So macht Camila Schmid Iglesias Unternehmen weniger rassistisch

Portrait Camila Schmid Iglesias.
Für Camila Schmid Iglesias ist Diversität mehr als die Erfüllung von Quoten. Neben dem Studium der „Internationalen Beziehungen“ in Berlin führt sie Antirassismus-Workshops in Unternehmen und Organisationen durch. | © Sophie Kirchner
Der Verein DISRUPT bietet Antirassismus-Workshops für Unternehmen an und vermittelt Diversität als ein Prinzip der gegenseitigen Rücksichtnahme und Achtsamkeit. Arbeit&Wirtschaft sprach mit der Mitbegründerin Camila Schmid Iglesias.
Camila Schmid Iglesias wuchs als Schwarzes Mädchen in einer österreichischen Kleinstadt auf. Da habe sie schon früh Erfahrungen mit „Rassismus als Macht- und Unterdrückungssystem“ gemacht, wie sie erzählt. Ihre Mutter habe ihr damals erklärt, was passiere, und sie darin bestärkt, sich zu wehren. Deshalb entschied Camila Schmid Iglesias sich später auch für ein „Public Governance“-Studium, das sich mit öffentlicher Verwaltung befasst. Derzeit absolviert sie ihren Master im Fach „Internationale Beziehungen“ in Berlin und arbeitet für den Verein DISRUPT und die von ihr ebenfalls mitbegründeten Initiativen Re-Define Racism und RAGE Kollektiv.

Arbeit&Wirtschaft: Beim Begriff Diversität haben Menschen oft ganz unterschiedliche Vorstellungen. Was meinen Sie, wenn Sie von Diversität in der Arbeitswelt sprechen?

Camila Schmid Iglesias: Ich will aufzeigen, dass Menschen sehr verschiedene Lebensrealitäten haben und es daher am Arbeitsplatz um ein gutes Miteinander geht. Diversität bedeutet also nicht, dass in einer Firma eine Schwarze Frau in einer Führungsposition ist. Wenn sie dann ebenso Macht- und Unterdrückungssysteme reproduziert wie andere Führungskräfte, die dazu führen, dass Arbeiter:innen zum Beispiel ausgebeutet werden oder sich Menschen an ihrem Arbeitsplatz unwohl fühlen, dann hat sich nichts verbessert. Wenn wir aber berücksichtigen, dass es Menschen gibt, die in der Familie Pflegeverpflichtungen haben, wenn wir aufeinander hören, darauf achten, was der:die Einzelne braucht, wird es uns auch am Arbeitsplatz besser gehen.

Arbeitgeber:innen sind nicht nur für die
physische, sondern auch für die mentale Gesundheit
der Arbeitnehmer:innen verantwortlich. 

Camila Schmid Iglesias,
Antirassismus-Trainerin

Wie divers ist die Arbeitswelt heute?

Das ist je nach Branche unterschiedlich.

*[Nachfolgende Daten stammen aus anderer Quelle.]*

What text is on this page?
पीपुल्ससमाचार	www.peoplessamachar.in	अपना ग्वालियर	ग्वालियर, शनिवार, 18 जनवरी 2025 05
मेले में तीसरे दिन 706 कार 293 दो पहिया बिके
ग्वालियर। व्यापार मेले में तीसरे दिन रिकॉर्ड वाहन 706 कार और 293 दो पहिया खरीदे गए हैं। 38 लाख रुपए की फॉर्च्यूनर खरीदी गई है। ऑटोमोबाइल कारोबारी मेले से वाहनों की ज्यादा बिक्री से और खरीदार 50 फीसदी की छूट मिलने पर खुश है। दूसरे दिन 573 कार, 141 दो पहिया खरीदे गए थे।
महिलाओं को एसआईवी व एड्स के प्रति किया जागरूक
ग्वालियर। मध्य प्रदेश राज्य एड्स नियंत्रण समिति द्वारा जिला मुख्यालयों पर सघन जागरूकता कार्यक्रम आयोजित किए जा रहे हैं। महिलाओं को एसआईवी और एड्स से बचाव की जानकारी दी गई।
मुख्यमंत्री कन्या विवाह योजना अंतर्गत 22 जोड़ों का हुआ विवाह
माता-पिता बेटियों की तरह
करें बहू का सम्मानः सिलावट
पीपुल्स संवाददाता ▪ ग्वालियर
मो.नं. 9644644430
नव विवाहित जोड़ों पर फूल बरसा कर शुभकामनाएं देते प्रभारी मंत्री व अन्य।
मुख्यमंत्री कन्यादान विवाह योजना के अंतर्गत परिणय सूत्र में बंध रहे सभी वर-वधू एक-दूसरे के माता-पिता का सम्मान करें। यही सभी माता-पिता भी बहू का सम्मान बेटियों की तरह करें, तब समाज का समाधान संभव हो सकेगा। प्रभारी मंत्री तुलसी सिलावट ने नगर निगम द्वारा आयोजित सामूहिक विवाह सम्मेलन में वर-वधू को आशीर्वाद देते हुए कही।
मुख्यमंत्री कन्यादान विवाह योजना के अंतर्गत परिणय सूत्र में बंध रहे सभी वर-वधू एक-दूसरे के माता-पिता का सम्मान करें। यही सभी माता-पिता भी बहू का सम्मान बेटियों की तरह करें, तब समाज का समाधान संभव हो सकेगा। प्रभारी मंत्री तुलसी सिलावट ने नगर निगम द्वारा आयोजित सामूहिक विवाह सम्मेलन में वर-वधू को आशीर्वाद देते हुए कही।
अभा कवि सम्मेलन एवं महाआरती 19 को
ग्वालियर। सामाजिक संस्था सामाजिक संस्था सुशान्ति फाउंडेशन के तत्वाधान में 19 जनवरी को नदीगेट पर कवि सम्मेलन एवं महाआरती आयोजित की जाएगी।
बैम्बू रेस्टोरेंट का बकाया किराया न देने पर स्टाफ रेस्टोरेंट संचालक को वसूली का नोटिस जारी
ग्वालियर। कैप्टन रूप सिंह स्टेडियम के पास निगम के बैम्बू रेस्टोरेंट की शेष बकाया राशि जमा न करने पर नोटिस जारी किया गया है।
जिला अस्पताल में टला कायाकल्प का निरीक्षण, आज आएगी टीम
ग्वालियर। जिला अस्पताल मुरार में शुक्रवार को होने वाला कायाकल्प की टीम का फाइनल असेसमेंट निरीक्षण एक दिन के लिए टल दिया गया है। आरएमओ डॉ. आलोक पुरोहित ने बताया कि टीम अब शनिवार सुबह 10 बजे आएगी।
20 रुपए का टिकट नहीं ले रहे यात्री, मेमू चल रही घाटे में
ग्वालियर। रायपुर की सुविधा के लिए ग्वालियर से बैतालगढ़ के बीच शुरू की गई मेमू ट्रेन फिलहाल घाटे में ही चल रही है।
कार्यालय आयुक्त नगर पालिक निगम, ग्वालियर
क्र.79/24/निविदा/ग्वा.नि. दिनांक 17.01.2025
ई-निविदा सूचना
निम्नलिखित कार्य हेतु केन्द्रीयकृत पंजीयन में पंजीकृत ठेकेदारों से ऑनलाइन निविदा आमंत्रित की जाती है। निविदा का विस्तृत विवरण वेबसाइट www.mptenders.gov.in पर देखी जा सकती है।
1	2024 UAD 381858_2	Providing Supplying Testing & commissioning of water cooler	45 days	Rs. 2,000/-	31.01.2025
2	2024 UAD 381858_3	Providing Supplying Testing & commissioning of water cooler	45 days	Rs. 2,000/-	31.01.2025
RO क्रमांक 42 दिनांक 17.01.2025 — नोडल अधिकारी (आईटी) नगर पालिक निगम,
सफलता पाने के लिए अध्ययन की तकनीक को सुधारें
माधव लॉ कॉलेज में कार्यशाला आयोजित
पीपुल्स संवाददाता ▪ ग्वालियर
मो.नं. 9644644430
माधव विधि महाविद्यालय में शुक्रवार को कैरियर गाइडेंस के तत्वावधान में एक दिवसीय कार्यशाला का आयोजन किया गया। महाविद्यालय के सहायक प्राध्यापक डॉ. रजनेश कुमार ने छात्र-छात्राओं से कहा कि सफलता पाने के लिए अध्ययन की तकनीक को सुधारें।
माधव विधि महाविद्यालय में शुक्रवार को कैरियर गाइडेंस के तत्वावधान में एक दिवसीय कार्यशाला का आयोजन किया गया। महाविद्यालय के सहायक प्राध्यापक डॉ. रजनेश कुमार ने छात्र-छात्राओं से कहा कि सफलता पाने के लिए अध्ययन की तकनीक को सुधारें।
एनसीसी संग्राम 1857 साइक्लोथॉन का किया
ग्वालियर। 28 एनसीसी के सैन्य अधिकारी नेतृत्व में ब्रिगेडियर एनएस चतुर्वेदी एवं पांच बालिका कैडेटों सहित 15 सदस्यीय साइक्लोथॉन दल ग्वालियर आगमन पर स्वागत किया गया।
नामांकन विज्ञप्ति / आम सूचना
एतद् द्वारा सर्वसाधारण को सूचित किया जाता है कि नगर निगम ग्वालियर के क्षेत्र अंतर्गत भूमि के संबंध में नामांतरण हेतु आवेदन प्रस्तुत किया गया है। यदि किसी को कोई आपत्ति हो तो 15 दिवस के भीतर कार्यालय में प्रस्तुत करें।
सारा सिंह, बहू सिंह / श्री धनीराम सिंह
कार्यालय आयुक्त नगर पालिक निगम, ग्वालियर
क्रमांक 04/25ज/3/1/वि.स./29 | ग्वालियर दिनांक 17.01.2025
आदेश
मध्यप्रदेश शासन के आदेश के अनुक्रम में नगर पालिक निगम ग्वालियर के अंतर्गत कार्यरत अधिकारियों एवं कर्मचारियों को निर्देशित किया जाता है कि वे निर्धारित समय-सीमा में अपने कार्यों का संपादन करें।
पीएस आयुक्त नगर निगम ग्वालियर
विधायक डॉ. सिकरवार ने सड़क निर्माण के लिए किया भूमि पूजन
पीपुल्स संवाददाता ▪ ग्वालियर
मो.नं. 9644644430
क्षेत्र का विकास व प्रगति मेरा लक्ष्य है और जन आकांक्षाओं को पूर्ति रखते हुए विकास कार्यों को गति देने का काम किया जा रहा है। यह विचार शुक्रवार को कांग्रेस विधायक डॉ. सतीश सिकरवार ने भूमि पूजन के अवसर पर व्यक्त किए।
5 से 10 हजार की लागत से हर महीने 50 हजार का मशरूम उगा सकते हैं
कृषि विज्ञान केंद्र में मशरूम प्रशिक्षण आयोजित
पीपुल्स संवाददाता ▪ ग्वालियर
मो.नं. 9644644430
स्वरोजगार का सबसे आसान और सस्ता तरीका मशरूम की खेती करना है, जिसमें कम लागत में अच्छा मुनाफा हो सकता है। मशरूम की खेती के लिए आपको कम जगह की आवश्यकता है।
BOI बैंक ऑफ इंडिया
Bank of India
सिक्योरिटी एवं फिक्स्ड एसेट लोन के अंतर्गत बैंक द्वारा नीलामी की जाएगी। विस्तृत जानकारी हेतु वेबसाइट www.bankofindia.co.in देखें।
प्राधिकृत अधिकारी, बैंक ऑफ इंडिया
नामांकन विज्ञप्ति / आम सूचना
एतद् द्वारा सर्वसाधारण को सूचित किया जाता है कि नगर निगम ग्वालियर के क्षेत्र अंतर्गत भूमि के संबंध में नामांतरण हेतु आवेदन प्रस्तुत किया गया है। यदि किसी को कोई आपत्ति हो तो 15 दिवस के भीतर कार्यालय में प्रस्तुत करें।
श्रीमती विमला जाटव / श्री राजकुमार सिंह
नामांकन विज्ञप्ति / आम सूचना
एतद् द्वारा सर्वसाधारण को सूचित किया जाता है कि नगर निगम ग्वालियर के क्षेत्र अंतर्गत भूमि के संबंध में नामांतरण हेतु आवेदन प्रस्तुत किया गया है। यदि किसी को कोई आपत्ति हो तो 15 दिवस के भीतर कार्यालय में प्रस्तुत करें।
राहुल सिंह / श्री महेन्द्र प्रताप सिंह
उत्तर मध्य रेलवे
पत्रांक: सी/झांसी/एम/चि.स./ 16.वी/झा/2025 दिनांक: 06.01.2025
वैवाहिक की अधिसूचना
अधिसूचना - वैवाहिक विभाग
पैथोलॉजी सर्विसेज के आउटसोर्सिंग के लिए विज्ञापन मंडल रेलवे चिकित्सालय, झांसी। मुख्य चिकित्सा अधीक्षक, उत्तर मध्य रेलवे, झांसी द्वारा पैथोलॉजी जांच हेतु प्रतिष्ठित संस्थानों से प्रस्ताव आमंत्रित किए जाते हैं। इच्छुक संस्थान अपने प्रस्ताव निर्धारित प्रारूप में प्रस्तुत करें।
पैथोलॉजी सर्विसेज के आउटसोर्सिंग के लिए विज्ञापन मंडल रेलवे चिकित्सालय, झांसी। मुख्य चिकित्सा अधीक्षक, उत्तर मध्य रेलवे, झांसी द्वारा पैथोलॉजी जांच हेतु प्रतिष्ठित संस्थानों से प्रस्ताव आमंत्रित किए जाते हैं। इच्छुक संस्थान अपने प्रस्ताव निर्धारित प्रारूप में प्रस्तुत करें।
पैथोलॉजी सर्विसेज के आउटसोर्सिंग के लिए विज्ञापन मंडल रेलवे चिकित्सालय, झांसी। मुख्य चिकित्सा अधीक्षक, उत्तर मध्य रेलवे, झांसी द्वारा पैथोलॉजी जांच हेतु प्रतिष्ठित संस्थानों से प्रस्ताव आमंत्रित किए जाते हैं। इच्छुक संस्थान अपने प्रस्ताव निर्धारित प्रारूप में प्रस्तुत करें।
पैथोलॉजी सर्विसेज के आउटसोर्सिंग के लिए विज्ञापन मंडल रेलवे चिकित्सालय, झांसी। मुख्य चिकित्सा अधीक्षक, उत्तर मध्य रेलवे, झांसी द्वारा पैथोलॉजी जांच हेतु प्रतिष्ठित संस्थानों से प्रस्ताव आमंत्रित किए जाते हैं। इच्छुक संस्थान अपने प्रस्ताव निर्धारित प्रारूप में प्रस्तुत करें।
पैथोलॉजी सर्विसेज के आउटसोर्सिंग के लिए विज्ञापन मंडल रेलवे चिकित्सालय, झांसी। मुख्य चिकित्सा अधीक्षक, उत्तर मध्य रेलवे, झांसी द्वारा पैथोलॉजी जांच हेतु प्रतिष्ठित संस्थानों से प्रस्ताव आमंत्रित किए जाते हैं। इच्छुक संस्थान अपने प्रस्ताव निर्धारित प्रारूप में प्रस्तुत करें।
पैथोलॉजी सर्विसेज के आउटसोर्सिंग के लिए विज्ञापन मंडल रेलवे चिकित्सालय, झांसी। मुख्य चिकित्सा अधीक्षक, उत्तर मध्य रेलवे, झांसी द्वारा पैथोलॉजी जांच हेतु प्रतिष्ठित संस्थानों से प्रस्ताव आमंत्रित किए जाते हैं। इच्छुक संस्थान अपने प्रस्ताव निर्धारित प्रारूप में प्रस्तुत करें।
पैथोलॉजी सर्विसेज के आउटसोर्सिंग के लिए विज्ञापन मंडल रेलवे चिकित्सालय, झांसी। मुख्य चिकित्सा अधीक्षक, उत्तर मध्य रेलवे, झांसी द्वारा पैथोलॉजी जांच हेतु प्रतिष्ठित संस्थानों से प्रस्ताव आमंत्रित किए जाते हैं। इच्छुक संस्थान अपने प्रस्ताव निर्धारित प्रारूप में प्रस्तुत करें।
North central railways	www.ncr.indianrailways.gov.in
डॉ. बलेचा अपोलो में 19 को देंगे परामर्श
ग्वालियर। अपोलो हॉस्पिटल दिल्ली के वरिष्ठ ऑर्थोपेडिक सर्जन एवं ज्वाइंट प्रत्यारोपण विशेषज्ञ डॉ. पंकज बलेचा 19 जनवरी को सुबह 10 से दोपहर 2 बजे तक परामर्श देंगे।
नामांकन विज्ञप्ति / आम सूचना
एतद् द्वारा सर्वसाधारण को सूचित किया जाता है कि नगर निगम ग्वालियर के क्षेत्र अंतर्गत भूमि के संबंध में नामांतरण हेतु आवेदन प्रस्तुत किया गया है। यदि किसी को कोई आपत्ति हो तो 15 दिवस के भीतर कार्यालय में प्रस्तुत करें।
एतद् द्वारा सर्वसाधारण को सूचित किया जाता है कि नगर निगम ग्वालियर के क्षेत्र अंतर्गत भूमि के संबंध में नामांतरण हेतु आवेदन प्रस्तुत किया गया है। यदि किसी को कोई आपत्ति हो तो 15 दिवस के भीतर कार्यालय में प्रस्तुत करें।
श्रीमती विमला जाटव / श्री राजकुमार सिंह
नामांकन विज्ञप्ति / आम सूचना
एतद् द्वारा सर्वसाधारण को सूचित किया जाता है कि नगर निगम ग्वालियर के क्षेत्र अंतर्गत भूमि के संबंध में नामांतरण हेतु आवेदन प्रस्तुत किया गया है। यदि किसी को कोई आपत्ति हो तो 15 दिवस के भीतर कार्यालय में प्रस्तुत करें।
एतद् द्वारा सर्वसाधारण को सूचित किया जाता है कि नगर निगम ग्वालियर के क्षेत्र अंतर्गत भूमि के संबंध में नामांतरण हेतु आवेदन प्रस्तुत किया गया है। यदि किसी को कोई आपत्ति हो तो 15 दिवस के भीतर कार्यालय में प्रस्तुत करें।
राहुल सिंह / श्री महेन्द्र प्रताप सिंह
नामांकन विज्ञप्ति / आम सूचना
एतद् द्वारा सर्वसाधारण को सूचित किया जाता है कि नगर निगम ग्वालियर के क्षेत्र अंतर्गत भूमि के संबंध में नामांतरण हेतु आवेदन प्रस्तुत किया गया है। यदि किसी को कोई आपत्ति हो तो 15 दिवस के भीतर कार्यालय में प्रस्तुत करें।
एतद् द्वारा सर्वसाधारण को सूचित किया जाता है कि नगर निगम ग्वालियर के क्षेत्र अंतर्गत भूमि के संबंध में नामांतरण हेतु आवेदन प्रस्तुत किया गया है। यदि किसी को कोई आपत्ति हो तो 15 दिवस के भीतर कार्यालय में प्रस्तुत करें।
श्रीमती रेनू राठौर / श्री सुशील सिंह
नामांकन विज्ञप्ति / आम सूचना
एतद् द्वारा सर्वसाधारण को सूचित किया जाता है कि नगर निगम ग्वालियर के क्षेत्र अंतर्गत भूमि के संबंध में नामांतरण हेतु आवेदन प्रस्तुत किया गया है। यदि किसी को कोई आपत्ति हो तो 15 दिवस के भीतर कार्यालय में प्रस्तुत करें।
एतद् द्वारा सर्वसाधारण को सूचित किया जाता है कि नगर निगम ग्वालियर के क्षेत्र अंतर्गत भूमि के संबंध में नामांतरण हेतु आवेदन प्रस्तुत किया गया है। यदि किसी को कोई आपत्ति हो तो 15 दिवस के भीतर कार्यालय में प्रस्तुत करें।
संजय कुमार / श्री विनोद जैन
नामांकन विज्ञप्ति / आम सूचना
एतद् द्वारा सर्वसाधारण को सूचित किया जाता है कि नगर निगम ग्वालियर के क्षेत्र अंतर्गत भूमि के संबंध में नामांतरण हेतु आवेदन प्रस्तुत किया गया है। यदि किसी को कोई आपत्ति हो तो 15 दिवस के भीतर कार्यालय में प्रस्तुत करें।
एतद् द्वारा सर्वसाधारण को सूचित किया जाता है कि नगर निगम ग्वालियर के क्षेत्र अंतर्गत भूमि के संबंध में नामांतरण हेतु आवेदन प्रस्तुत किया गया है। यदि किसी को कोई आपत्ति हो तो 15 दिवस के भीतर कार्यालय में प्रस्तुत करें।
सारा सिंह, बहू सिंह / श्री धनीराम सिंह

Aber in prekären Jobs arbeiten meist Personen, die von einer Mehrfach-Marginalisierung betroffen sind, zum Beispiel rassifizierte Frauen, die bereits Rassismuserfahrungen gemacht haben. Und sie bekommen dann oft weder Rückhalt von Kolleg:innen noch von Führungskräften. Diese Erfahrung musste ich bei einem Job in einer großen Supermarktkette in Österreich leider auch selbst machen.

Was ist da konkret passiert?

Wenn sich Kund:innen rassistisch und diskriminierend äußern, erwartet das Unternehmen oft, dass Mitarbeiter:innen ihre Menschenwürde herunterschrauben und sich das einfach gefallen lassen. Genau das ist mir passiert. Nur habe ich mir das nicht gefallen lassen und etwas gesagt. Danach wurde mir vermittelt, dass der Kunde dennoch wie ein König behandelt werden müsse und dass, wenn das nochmals passiere, ich also in so einer Situation nicht schweige, ich den Arbeitsplatz verlassen solle. Ich war damals in einer privilegierten Situation, denn das war nur ein Ferienjob, und ich bin sofort gegangen. Die meisten Leute haben diese Möglichkeit aber nicht.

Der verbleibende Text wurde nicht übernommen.